Miss J shares what she has learnt from having her own Primary 1 class, and her own classroom.

Primary Teacher

Whilst studying last year my tutor would constantly remind us that a huge amount of our learning would happen on placement. She was totally right; while the theory, tips and advice we gained from lectures were great, and there is no way I would be here without this training, the practical side of things really is learned in the classroom.

Having my own class is brilliant. I still absolutely love it and cannot believe that the children believe everything I say, and do (almost) everything I ask them to do. However, when on placement I didn’t realise the huge amount of behind-the-scenes organisation that goes into having a class and a classroom of your own.

The importance of planning

Planning is far more useful than I ever imagined. This may sound ridiculous but during my PGDE year I found planning paperwork a real chore. I knew what I would be teaching and didn’t really enjoy the prospect of writing it all down in minute detail. However, this year I have realised that when pulled out for random meetings/emergencies, or when having to change timetables around, detailed plans are an absolute must. They are also great for returning to school after the Christmas holidays, when your brain is still half asleep.
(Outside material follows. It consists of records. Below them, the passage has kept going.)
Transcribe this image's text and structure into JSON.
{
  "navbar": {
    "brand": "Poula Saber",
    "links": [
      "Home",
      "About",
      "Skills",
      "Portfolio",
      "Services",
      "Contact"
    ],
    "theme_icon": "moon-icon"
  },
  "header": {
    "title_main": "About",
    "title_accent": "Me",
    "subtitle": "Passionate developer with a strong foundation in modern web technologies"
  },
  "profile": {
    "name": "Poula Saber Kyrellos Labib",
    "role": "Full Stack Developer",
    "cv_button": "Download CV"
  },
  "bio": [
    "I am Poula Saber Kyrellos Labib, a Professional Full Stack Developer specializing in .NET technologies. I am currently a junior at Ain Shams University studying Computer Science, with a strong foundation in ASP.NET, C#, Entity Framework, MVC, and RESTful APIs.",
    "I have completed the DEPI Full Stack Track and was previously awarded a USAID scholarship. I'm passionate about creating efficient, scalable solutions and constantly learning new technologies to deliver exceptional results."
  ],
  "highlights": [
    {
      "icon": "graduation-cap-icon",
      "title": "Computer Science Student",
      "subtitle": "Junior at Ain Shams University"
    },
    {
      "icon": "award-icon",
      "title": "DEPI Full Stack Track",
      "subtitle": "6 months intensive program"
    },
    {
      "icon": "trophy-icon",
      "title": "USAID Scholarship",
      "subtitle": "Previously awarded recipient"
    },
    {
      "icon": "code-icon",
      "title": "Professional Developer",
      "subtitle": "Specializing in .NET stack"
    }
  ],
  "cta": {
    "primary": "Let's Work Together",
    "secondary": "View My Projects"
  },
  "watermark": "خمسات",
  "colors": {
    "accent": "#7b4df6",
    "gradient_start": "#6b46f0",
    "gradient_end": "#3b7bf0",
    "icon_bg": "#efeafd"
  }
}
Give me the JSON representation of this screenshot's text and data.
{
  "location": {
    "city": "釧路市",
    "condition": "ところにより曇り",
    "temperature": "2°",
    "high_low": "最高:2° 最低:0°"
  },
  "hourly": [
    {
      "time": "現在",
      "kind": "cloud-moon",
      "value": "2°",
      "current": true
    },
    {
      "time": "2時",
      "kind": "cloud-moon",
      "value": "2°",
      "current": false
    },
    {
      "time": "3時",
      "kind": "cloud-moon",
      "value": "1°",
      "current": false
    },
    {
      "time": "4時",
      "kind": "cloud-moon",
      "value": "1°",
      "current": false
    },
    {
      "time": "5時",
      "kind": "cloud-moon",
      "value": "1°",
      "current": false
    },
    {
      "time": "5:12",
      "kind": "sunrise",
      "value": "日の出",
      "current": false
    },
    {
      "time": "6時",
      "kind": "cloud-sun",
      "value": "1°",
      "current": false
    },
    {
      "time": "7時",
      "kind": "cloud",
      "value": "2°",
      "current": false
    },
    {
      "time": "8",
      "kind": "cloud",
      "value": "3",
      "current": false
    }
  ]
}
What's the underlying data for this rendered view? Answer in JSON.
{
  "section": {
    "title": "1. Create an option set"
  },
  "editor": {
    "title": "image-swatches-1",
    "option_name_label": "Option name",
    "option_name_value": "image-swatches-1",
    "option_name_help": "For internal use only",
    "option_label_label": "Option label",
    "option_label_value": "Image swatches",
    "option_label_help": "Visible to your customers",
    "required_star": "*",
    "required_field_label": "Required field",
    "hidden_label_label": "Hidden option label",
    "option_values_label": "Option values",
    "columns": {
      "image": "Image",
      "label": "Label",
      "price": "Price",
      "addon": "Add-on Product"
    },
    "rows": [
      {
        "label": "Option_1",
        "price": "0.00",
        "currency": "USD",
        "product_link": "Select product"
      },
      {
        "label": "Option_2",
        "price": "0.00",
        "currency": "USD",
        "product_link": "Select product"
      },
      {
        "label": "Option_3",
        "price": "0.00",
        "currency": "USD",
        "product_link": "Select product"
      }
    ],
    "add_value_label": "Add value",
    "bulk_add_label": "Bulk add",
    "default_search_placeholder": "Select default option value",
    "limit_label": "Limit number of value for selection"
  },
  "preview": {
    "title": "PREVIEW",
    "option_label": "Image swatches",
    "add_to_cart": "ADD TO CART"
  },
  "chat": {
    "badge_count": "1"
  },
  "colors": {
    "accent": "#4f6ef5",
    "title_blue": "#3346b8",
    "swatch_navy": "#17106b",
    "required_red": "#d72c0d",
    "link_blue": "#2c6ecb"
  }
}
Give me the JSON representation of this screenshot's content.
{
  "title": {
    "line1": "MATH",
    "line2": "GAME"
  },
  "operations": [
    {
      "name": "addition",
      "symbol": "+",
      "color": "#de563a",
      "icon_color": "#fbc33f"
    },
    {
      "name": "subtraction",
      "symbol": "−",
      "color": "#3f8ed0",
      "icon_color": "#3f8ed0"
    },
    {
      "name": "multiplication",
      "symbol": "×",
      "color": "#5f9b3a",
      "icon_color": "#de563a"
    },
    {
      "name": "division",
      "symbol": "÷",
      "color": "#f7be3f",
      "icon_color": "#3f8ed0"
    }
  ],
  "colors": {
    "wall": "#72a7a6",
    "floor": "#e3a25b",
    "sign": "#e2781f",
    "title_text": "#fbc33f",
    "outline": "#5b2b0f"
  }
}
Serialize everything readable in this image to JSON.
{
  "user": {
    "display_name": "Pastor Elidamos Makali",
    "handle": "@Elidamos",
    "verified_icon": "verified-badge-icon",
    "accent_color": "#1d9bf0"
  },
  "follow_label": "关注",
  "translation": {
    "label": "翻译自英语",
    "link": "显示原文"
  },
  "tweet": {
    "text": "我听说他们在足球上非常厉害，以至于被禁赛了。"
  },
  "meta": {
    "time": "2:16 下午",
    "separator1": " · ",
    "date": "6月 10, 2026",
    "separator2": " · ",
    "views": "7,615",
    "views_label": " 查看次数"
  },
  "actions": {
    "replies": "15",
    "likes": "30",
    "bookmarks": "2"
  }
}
Making good use of resources

Sharing resources with other teachers is an excellent way of building up a bank of your own resources. The more resources I offered out initially, the more I was offered in return. I was very lucky in that all the infant staff were happy to share resources, so I have gained a range of really interesting worksheets, activities and ideas that I will be able to take with me when I finish my NQT year.

Keeping track of where all my resources are is so important and a task in itself. I find I need to write down who has what from my classroom as otherwise I waste time looking for something which may be in another classroom (I still can’t find my book ‘The Dinosaur who Pooped Christmas’!).

Giving pupils roles within the classroom not only allows the children to learn how to be responsible but also cuts down on my admin time. I have monitors who collect and return my register/daily fruit/lunch menu, and others tasked with keeping the line quiet and counting all the homework folders; all of this means I have more time during registration to get on with other tasks.

Helpful tips

Finally, and maybe most importantly, I have picked up practical tips from having my own Primary 1 class. These include keeping a large supply of tissues at hand all the time (snotty noses), having a sick bowl within easy reach (winter bugs are the worst), having a supply of wet wipes, which can be used for anything from sticky hands to cleaning whiteboards, and becoming friendly with the janitor (a must for various clean-up operations)!

Primary 1 children simply cannot keep a classroom tidy on their own. No matter how much responsibility they have, a Primary 1’s version of tidying is rather different from my own (though maybe I have a touch of OCD!).

Well, Christmas is over and my classroom is (supposed to be) back to normal. I cannot quite believe I have made it this far. The beginning of the school year has flown by and it is ridiculous how much I have learned.